当正则表达式出错时,编码器会使它变得正确,就是这样。
I don't understand why 95% of the persons on *.com want to persuade other 5% that regexes must not be employed to analyse HTML or XML or anything else. I say "analyse", not "parse". As far as I understood it, a parser first analyse the WHOLE of a text and then displays the content of elements that we want. On the contrary, a regex goes right to what is searched, it doesn't build the tree of the HTML/XML text or whatever else a parser does and that I don't know very well.

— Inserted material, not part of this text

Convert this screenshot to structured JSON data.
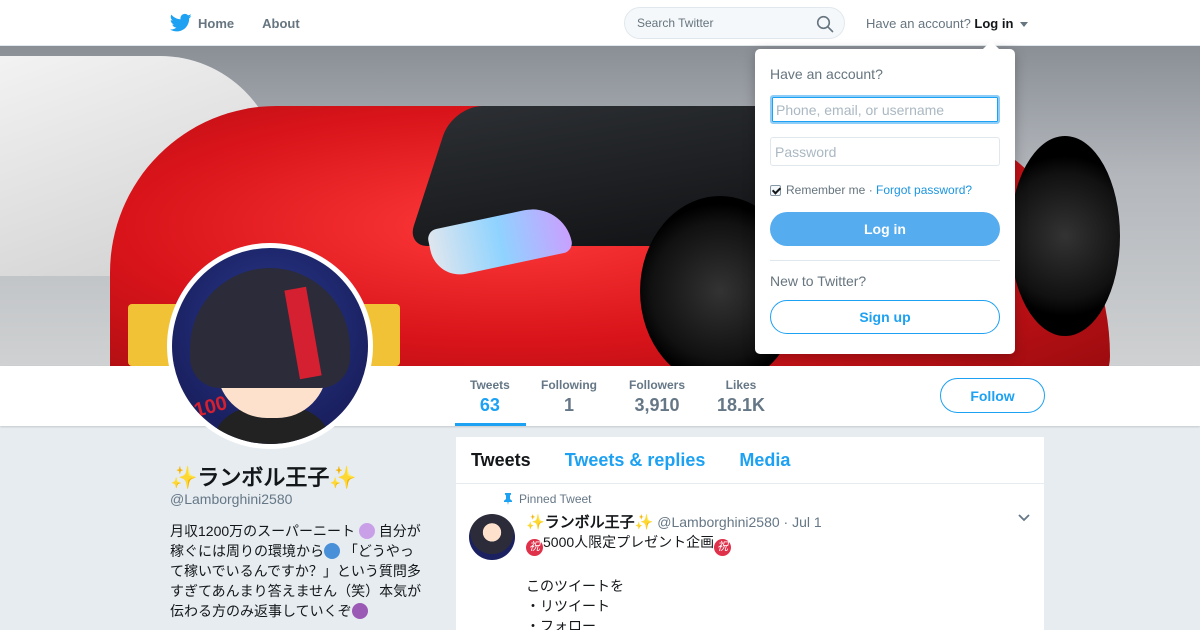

我不明白为什么*.com上95%的人想要说服其他5%的人不得使用正则表达式来分析HTML或XML或其他任何东西。我说“分析”,而不是“解析”。据我所知,解析器首先分析文本的整数,然后显示我们想要的元素的内容。相反,正则表达式适用于搜索的内容,它不构建HTML / XML文本的树或解析器所做的其他任何事情,而且我不太了解。
So, I am very satisfied of regexes. I have no problem to write even very long REs, and regexes allow me to run programs that must react rapidly after the analyse of a text. BS or lxml would work but that would be a hassle.
所以,我对正则表达式非常满意。即使是非常长的RE也没有问题,正则表达式允许我运行在分析文本后必须迅速做出反应的程序。 BS或lxml可以工作,但这将是一个麻烦。
I would have other comments to do , but I have no time for a subject in which, in fact, I let others to do as they prefer.
我还有其他意见要做,但我没有时间讨论一个主题,事实上,我让别人按照自己的意愿去做。